What’s actually long-lived vs. routine:

Roots — almost never rotate. Their job is to be the trust anchor.
Intermediates — long-lived (years). Rotation within an account is a planned, infrequent event.
Leaf certs — short-lived (weeks to months). Rotation is routine, automated, and entirely internal to each account.

Because intermediates rarely move and roots almost never do, the cross-account root bundle copy was a one-time activity. Once each side has the other’s root, the system runs without any further cross-account trust ceremony — leaf cert rotations on either side happen independently, the chain still terminates at the same root, and the handshake keeps working.

The one-time-ness is the design feature. A naive read of mTLS-across- trust-boundaries imagines a permanent dance of cert distribution between organizations. In practice, if you anchor cross-trust at the root and let each side own its own intermediate-and-below, you do the ceremony once and the rest takes care of itself for the lifetime of the roots — which is measured in years.
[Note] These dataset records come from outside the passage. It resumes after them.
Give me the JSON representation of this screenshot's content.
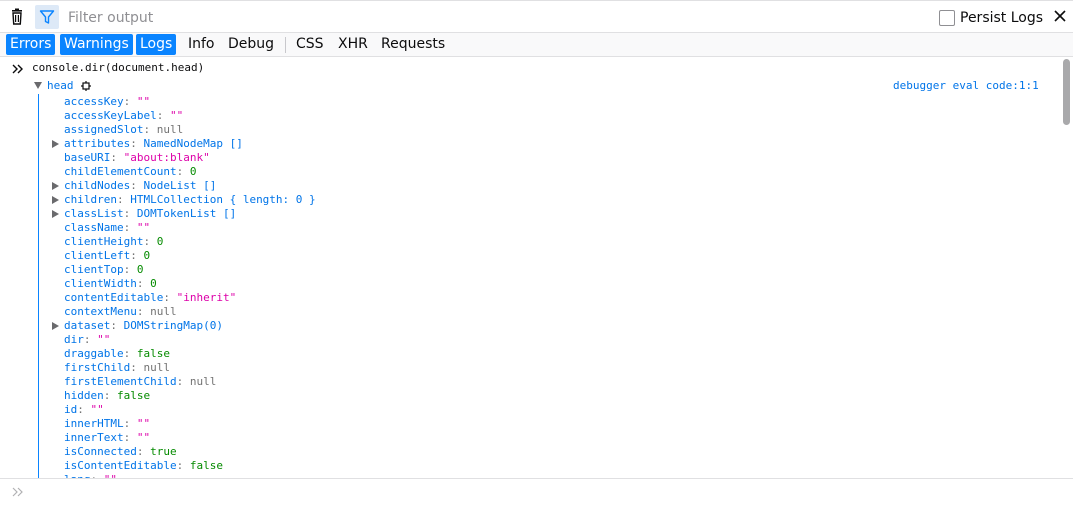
{
  "toolbar": {
    "filter_placeholder": "Filter output",
    "persist_logs_label": "Persist Logs"
  },
  "filters": {
    "errors": "Errors",
    "warnings": "Warnings",
    "logs": "Logs",
    "info": "Info",
    "debug": "Debug",
    "css": "CSS",
    "xhr": "XHR",
    "requests": "Requests"
  },
  "console": {
    "command": "console.dir(document.head)",
    "object_name": "head",
    "source_link": "debugger eval code:1:1",
    "properties": [
      {
        "key": "accessKey",
        "value": "\"\"",
        "type": "string",
        "expandable": false
      },
      {
        "key": "accessKeyLabel",
        "value": "\"\"",
        "type": "string",
        "expandable": false
      },
      {
        "key": "assignedSlot",
        "value": "null",
        "type": "null",
        "expandable": false
      },
      {
        "key": "attributes",
        "value": "NamedNodeMap []",
        "type": "object",
        "expandable": true
      },
      {
        "key": "baseURI",
        "value": "\"about:blank\"",
        "type": "string",
        "expandable": false
      },
      {
        "key": "childElementCount",
        "value": "0",
        "type": "number",
        "expandable": false
      },
      {
        "key": "childNodes",
        "value": "NodeList []",
        "type": "object",
        "expandable": true
      },
      {
        "key": "children",
        "value": "HTMLCollection { length: 0 }",
        "type": "object",
        "expandable": true
      },
      {
        "key": "classList",
        "value": "DOMTokenList []",
        "type": "object",
        "expandable": true
      },
      {
        "key": "className",
        "value": "\"\"",
        "type": "string",
        "expandable": false
      },
      {
        "key": "clientHeight",
        "value": "0",
        "type": "number",
        "expandable": false
      },
      {
        "key": "clientLeft",
        "value": "0",
        "type": "number",
        "expandable": false
      },
      {
        "key": "clientTop",
        "value": "0",
        "type": "number",
        "expandable": false
      },
      {
        "key": "clientWidth",
        "value": "0",
        "type": "number",
        "expandable": false
      },
      {
        "key": "contentEditable",
        "value": "\"inherit\"",
        "type": "string",
        "expandable": false
      },
      {
        "key": "contextMenu",
        "value": "null",
        "type": "null",
        "expandable": false
      },
      {
        "key": "dataset",
        "value": "DOMStringMap(0)",
        "type": "object",
        "expandable": true
      },
      {
        "key": "dir",
        "value": "\"\"",
        "type": "string",
        "expandable": false
      },
      {
        "key": "draggable",
        "value": "false",
        "type": "bool",
        "expandable": false
      },
      {
        "key": "firstChild",
        "value": "null",
        "type": "null",
        "expandable": false
      },
      {
        "key": "firstElementChild",
        "value": "null",
        "type": "null",
        "expandable": false
      },
      {
        "key": "hidden",
        "value": "false",
        "type": "bool",
        "expandable": false
      },
      {
        "key": "id",
        "value": "\"\"",
        "type": "string",
        "expandable": false
      },
      {
        "key": "innerHTML",
        "value": "\"\"",
        "type": "string",
        "expandable": false
      },
      {
        "key": "innerText",
        "value": "\"\"",
        "type": "string",
        "expandable": false
      },
      {
        "key": "isConnected",
        "value": "true",
        "type": "bool",
        "expandable": false
      },
      {
        "key": "isContentEditable",
        "value": "false",
        "type": "bool",
        "expandable": false
      },
      {
        "key": "lang",
        "value": "\"\"",
        "type": "string",
        "expandable": false
      }
    ]
  },
  "colors": {
    "accent": "#0a84ff",
    "key": "#0074e8",
    "string": "#dd00a9",
    "number": "#058b00",
    "null": "#737373"
  }
}
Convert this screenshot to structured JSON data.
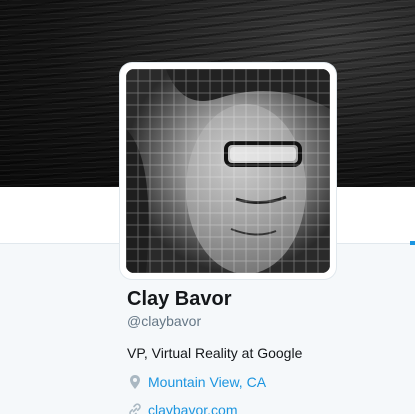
{
  "profile": {
    "name": "Clay Bavor",
    "handle": "@claybavor",
    "bio": "VP, Virtual Reality at Google",
    "location": "Mountain View, CA",
    "website": "claybavor.com"
  },
  "icons": {
    "location": "map-pin-icon",
    "website": "link-icon"
  },
  "colors": {
    "link": "#1b95e0",
    "name": "#14171a",
    "handle": "#657786",
    "background": "#f5f8fa"
  }
}
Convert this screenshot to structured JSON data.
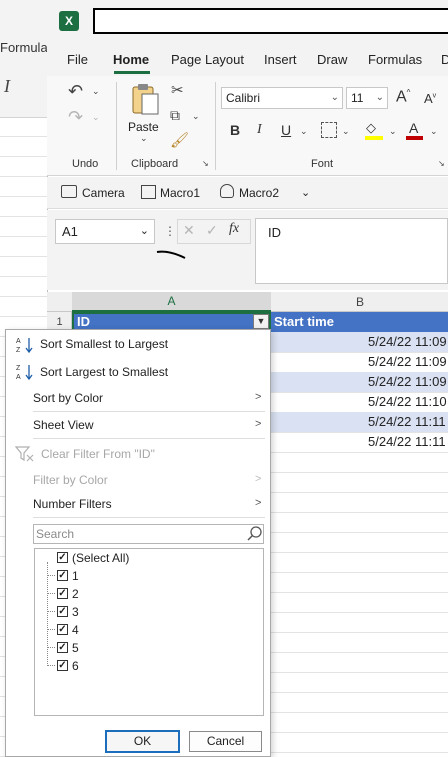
{
  "background_window": {
    "tab_label": "Formula",
    "italic_icon_label": "I"
  },
  "titlebar": {
    "app_logo": "X",
    "title": ""
  },
  "tabs": [
    {
      "label": "File"
    },
    {
      "label": "Home",
      "active": true
    },
    {
      "label": "Page Layout"
    },
    {
      "label": "Insert"
    },
    {
      "label": "Draw"
    },
    {
      "label": "Formulas"
    },
    {
      "label": "D"
    }
  ],
  "ribbon": {
    "undo_group_label": "Undo",
    "clipboard_group_label": "Clipboard",
    "font_group_label": "Font",
    "paste_label": "Paste",
    "font_name": "Calibri",
    "font_size": "11",
    "grow_font": "A",
    "shrink_font": "A",
    "bold": "B",
    "italic": "I",
    "underline": "U",
    "font_color_letter": "A"
  },
  "quick_access": {
    "camera": "Camera",
    "macro1": "Macro1",
    "macro2": "Macro2"
  },
  "formula_bar": {
    "name_box": "A1",
    "cancel_symbol": "✕",
    "enter_symbol": "✓",
    "fx": "fx",
    "value": "ID"
  },
  "grid": {
    "col_a": "A",
    "col_b": "B",
    "row_1": "1",
    "header_a": "ID",
    "header_b": "Start time",
    "start_times": [
      "5/24/22 11:09",
      "5/24/22 11:09",
      "5/24/22 11:09",
      "5/24/22 11:10",
      "5/24/22 11:11",
      "5/24/22 11:11"
    ]
  },
  "filter_menu": {
    "sort_smallest": "Sort Smallest to Largest",
    "sort_largest": "Sort Largest to Smallest",
    "sort_by_color": "Sort by Color",
    "sheet_view": "Sheet View",
    "clear_filter": "Clear Filter From \"ID\"",
    "filter_by_color": "Filter by Color",
    "number_filters": "Number Filters",
    "search_placeholder": "Search",
    "select_all": "(Select All)",
    "values": [
      "1",
      "2",
      "3",
      "4",
      "5",
      "6"
    ],
    "ok": "OK",
    "cancel": "Cancel"
  },
  "colors": {
    "excel_green": "#1d6f42",
    "table_header_blue": "#4472c4",
    "band_blue": "#d9e1f2",
    "font_color_red": "#c00000",
    "highlight_yellow": "#ffff00"
  }
}
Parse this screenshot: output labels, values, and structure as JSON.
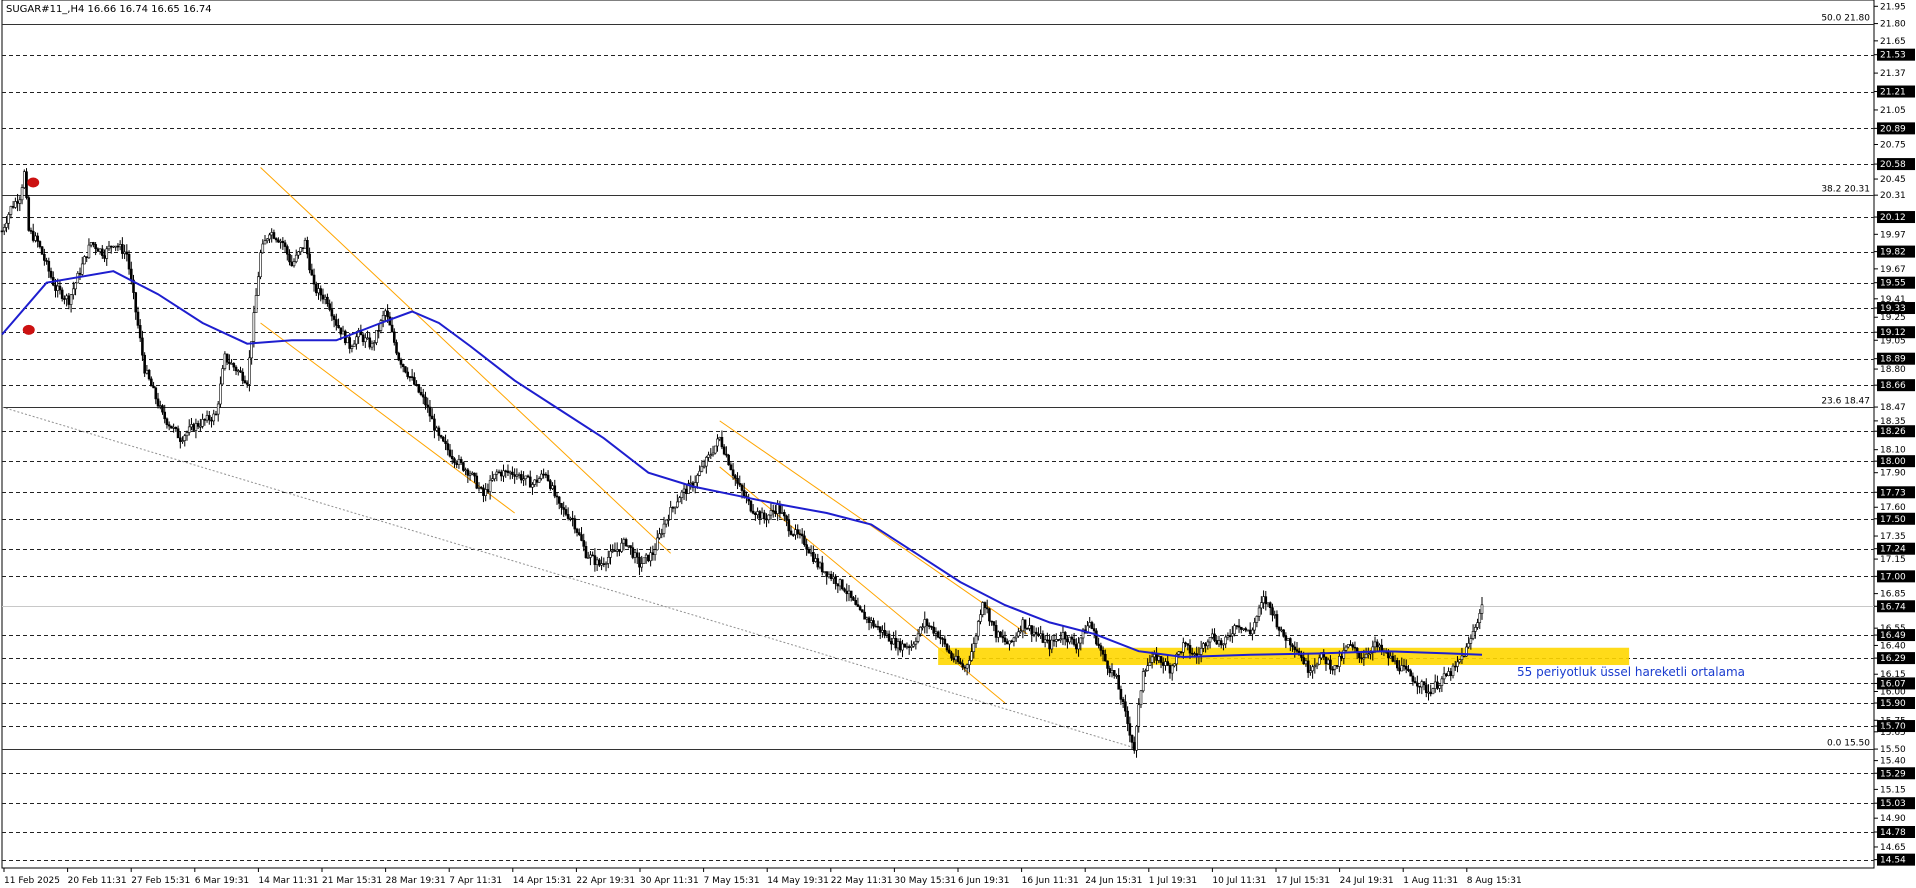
{
  "chart_data": {
    "type": "candlestick",
    "symbol_header": "SUGAR#11_,H4  16.66 16.74 16.65 16.74",
    "ylim": [
      14.45,
      21.97
    ],
    "y_axis_ticks": [
      "21.95",
      "21.80",
      "21.65",
      "21.53",
      "21.37",
      "21.21",
      "21.05",
      "20.89",
      "20.75",
      "20.58",
      "20.45",
      "20.31",
      "20.12",
      "19.97",
      "19.82",
      "19.67",
      "19.55",
      "19.41",
      "19.33",
      "19.25",
      "19.12",
      "19.05",
      "18.89",
      "18.80",
      "18.66",
      "18.47",
      "18.35",
      "18.26",
      "18.10",
      "18.00",
      "17.90",
      "17.73",
      "17.60",
      "17.50",
      "17.35",
      "17.24",
      "17.15",
      "17.00",
      "16.85",
      "16.74",
      "16.55",
      "16.49",
      "16.40",
      "16.29",
      "16.15",
      "16.07",
      "16.00",
      "15.90",
      "15.75",
      "15.70",
      "15.65",
      "15.50",
      "15.40",
      "15.29",
      "15.15",
      "15.03",
      "14.90",
      "14.78",
      "14.65",
      "14.54",
      "14.45"
    ],
    "x_axis_labels": [
      "11 Feb 2025",
      "20 Feb 11:31",
      "27 Feb 15:31",
      "6 Mar 19:31",
      "14 Mar 11:31",
      "21 Mar 15:31",
      "28 Mar 19:31",
      "7 Apr 11:31",
      "14 Apr 15:31",
      "22 Apr 19:31",
      "30 Apr 11:31",
      "7 May 15:31",
      "14 May 19:31",
      "22 May 11:31",
      "30 May 15:31",
      "6 Jun 19:31",
      "16 Jun 11:31",
      "24 Jun 15:31",
      "1 Jul 19:31",
      "10 Jul 11:31",
      "17 Jul 15:31",
      "24 Jul 19:31",
      "1 Aug 11:31",
      "8 Aug 15:31"
    ],
    "dashed_levels": [
      "21.53",
      "21.21",
      "20.89",
      "20.58",
      "20.12",
      "19.82",
      "19.55",
      "19.33",
      "19.12",
      "18.89",
      "18.66",
      "18.26",
      "18.00",
      "17.73",
      "17.50",
      "17.24",
      "17.00",
      "16.49",
      "16.29",
      "16.07",
      "15.90",
      "15.70",
      "15.29",
      "15.03",
      "14.78",
      "14.54"
    ],
    "fibonacci": [
      {
        "label": "50.0 21.80",
        "value": 21.8
      },
      {
        "label": "38.2 20.31",
        "value": 20.31
      },
      {
        "label": "23.6 18.47",
        "value": 18.47
      },
      {
        "label": "0.0 15.50",
        "value": 15.5
      }
    ],
    "current_price": "16.74",
    "annotation": "55 periyotluk üssel hareketli ortalama",
    "close_path": [
      [
        0,
        20.0
      ],
      [
        4,
        20.2
      ],
      [
        8,
        20.3
      ],
      [
        10,
        20.5
      ],
      [
        12,
        20.0
      ],
      [
        16,
        19.9
      ],
      [
        20,
        19.7
      ],
      [
        24,
        19.5
      ],
      [
        30,
        19.4
      ],
      [
        40,
        19.9
      ],
      [
        46,
        19.8
      ],
      [
        50,
        19.9
      ],
      [
        56,
        19.8
      ],
      [
        60,
        19.3
      ],
      [
        64,
        18.8
      ],
      [
        68,
        18.6
      ],
      [
        72,
        18.4
      ],
      [
        80,
        18.2
      ],
      [
        86,
        18.3
      ],
      [
        96,
        18.4
      ],
      [
        100,
        18.9
      ],
      [
        110,
        18.7
      ],
      [
        116,
        19.8
      ],
      [
        120,
        20.0
      ],
      [
        126,
        19.9
      ],
      [
        130,
        19.7
      ],
      [
        136,
        19.9
      ],
      [
        140,
        19.5
      ],
      [
        146,
        19.4
      ],
      [
        150,
        19.2
      ],
      [
        156,
        19.0
      ],
      [
        160,
        19.1
      ],
      [
        166,
        19.0
      ],
      [
        172,
        19.3
      ],
      [
        178,
        18.9
      ],
      [
        184,
        18.7
      ],
      [
        190,
        18.5
      ],
      [
        196,
        18.2
      ],
      [
        204,
        18.0
      ],
      [
        210,
        17.9
      ],
      [
        216,
        17.7
      ],
      [
        222,
        17.9
      ],
      [
        230,
        17.9
      ],
      [
        238,
        17.8
      ],
      [
        244,
        17.9
      ],
      [
        250,
        17.6
      ],
      [
        256,
        17.5
      ],
      [
        262,
        17.2
      ],
      [
        268,
        17.1
      ],
      [
        274,
        17.2
      ],
      [
        280,
        17.3
      ],
      [
        286,
        17.1
      ],
      [
        292,
        17.2
      ],
      [
        298,
        17.5
      ],
      [
        304,
        17.7
      ],
      [
        310,
        17.8
      ],
      [
        316,
        18.0
      ],
      [
        322,
        18.2
      ],
      [
        326,
        18.0
      ],
      [
        330,
        17.8
      ],
      [
        336,
        17.6
      ],
      [
        342,
        17.5
      ],
      [
        348,
        17.6
      ],
      [
        354,
        17.4
      ],
      [
        360,
        17.3
      ],
      [
        366,
        17.1
      ],
      [
        372,
        17.0
      ],
      [
        378,
        16.9
      ],
      [
        384,
        16.7
      ],
      [
        390,
        16.6
      ],
      [
        396,
        16.5
      ],
      [
        402,
        16.4
      ],
      [
        408,
        16.4
      ],
      [
        414,
        16.6
      ],
      [
        420,
        16.5
      ],
      [
        426,
        16.3
      ],
      [
        432,
        16.2
      ],
      [
        436,
        16.4
      ],
      [
        440,
        16.8
      ],
      [
        446,
        16.5
      ],
      [
        452,
        16.4
      ],
      [
        458,
        16.6
      ],
      [
        464,
        16.5
      ],
      [
        470,
        16.4
      ],
      [
        476,
        16.5
      ],
      [
        482,
        16.4
      ],
      [
        488,
        16.6
      ],
      [
        494,
        16.3
      ],
      [
        500,
        16.1
      ],
      [
        504,
        15.8
      ],
      [
        508,
        15.5
      ],
      [
        512,
        16.2
      ],
      [
        518,
        16.3
      ],
      [
        524,
        16.2
      ],
      [
        530,
        16.4
      ],
      [
        536,
        16.3
      ],
      [
        542,
        16.5
      ],
      [
        548,
        16.4
      ],
      [
        554,
        16.6
      ],
      [
        560,
        16.5
      ],
      [
        566,
        16.8
      ],
      [
        570,
        16.7
      ],
      [
        574,
        16.5
      ],
      [
        580,
        16.4
      ],
      [
        586,
        16.2
      ],
      [
        592,
        16.3
      ],
      [
        598,
        16.2
      ],
      [
        604,
        16.4
      ],
      [
        610,
        16.3
      ],
      [
        616,
        16.4
      ],
      [
        622,
        16.3
      ],
      [
        628,
        16.2
      ],
      [
        634,
        16.1
      ],
      [
        640,
        16.0
      ],
      [
        646,
        16.1
      ],
      [
        652,
        16.2
      ],
      [
        658,
        16.4
      ],
      [
        664,
        16.74
      ]
    ],
    "ema55_path": [
      [
        0,
        19.1
      ],
      [
        20,
        19.55
      ],
      [
        50,
        19.65
      ],
      [
        70,
        19.45
      ],
      [
        90,
        19.2
      ],
      [
        110,
        19.02
      ],
      [
        130,
        19.05
      ],
      [
        150,
        19.05
      ],
      [
        170,
        19.2
      ],
      [
        184,
        19.3
      ],
      [
        196,
        19.2
      ],
      [
        210,
        19.0
      ],
      [
        230,
        18.7
      ],
      [
        250,
        18.45
      ],
      [
        270,
        18.2
      ],
      [
        290,
        17.9
      ],
      [
        310,
        17.78
      ],
      [
        330,
        17.7
      ],
      [
        350,
        17.62
      ],
      [
        370,
        17.55
      ],
      [
        390,
        17.45
      ],
      [
        410,
        17.2
      ],
      [
        430,
        16.95
      ],
      [
        450,
        16.75
      ],
      [
        470,
        16.6
      ],
      [
        490,
        16.5
      ],
      [
        510,
        16.35
      ],
      [
        530,
        16.3
      ],
      [
        560,
        16.32
      ],
      [
        590,
        16.33
      ],
      [
        620,
        16.35
      ],
      [
        650,
        16.33
      ],
      [
        664,
        16.32
      ]
    ],
    "channels": [
      {
        "start": [
          116,
          20.55
        ],
        "end": [
          300,
          17.2
        ],
        "color": "#ffa500"
      },
      {
        "start": [
          116,
          19.2
        ],
        "end": [
          230,
          17.55
        ],
        "color": "#ffa500"
      },
      {
        "start": [
          322,
          18.35
        ],
        "end": [
          460,
          16.5
        ],
        "color": "#ffa500"
      },
      {
        "start": [
          322,
          17.95
        ],
        "end": [
          450,
          15.9
        ],
        "color": "#ffa500"
      }
    ],
    "trendline": {
      "start": [
        0,
        18.47
      ],
      "end": [
        510,
        15.5
      ],
      "color": "#909090"
    },
    "support_zone": {
      "from": 16.23,
      "to": 16.38,
      "x_start": 420,
      "x_end": 730,
      "color": "#ffd700"
    },
    "markers": [
      {
        "at": [
          14,
          20.42
        ],
        "color": "#cc1111"
      },
      {
        "at": [
          12,
          19.14
        ],
        "color": "#cc1111"
      }
    ]
  }
}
The price you pay is that root rotation, if it ever happens, does require coordination with the other side. That’s the reason root CA key material gets so much care: rotating it is a multi-step, multi-organization event. Worth it for everything you don’t have to coordinate in between.

What we learned to watch

A few things broke in instructive ways:

prometheus_remote_storage_failed_samples_total — this is the alert you actually want. It catches everything from “cert expired” to “receiver out of disk” to “we tripped the rate limit on the receiver.” Without it, the failure mode is silent: Prometheus keeps trying, keeps failing, WAL grows, eventually the sender’s disk fills up and scrape failures start happening too.
prometheus_wal_segment_current — if this is climbing without bound on the sender, the link is congested or down. The WAL is doing its job, but you have a finite amount of time before it stops doing its job.
Envoy’s ssl.fail_verify_cert counter on the receiver — non-zero values mean someone (probably your own infrastructure mid-rotation, occasionally something actually wrong) is trying to connect with a cert that doesn’t pass validation. Alert on it.
The NAT EIP — sounds dumb, but: alert if the EIP allocation disappears from state. We had a single incident where a Terraform refactor moved the EIP into a different module without re-using the same allocation ID, the new EIP wasn’t on the allow list, and Account B started rejecting writes within seconds.
The deployed root bundle vs. the canonical one — because the cross-account trust anchor is a static file copied in once, the failure mode if it ever drifts (someone edits it on a host without going through CI, a bad config push overwrites it, a file mode changes and Envoy can’t read it) is “all handshakes fail.” A periodic check that hashes the on-disk trusted_ca and compares it to the value in source control catches this before someone notices the metrics gap.

The summary

The shape of the system, distilled:

Prometheus on both sides, both self-hosted, separated by an AWS account boundary.
Envoy sidecars on each side handle all the cryptography and certificate lifecycle. Prometheus stays cleartext, local, simple.
mTLS with two independent PKIs cross-trusted at the root via a one-time root-bundle exchange, plus SAN pinning on both sides, is the inner fence. Each side rotates leaves (and even intermediates) on its own schedule with no cross-account coordination.
A pinned-EIP NAT and a single-IP allow-list on the receiver SG is the outer fence.
An NLB sits between the internet and the receiver Envoy so the public DNS name and IP are stable independent of how Envoy is deployed.
The WAL on the sender absorbs link outages; alerts on failed_samples_total and wal_segment_current catch real problems.

None of this is novel — every component is documented somewhere — but the combination is what gave us a metrics replication link we’d be happy to put in front of an auditor and confident we’d hear about it before it failed silently.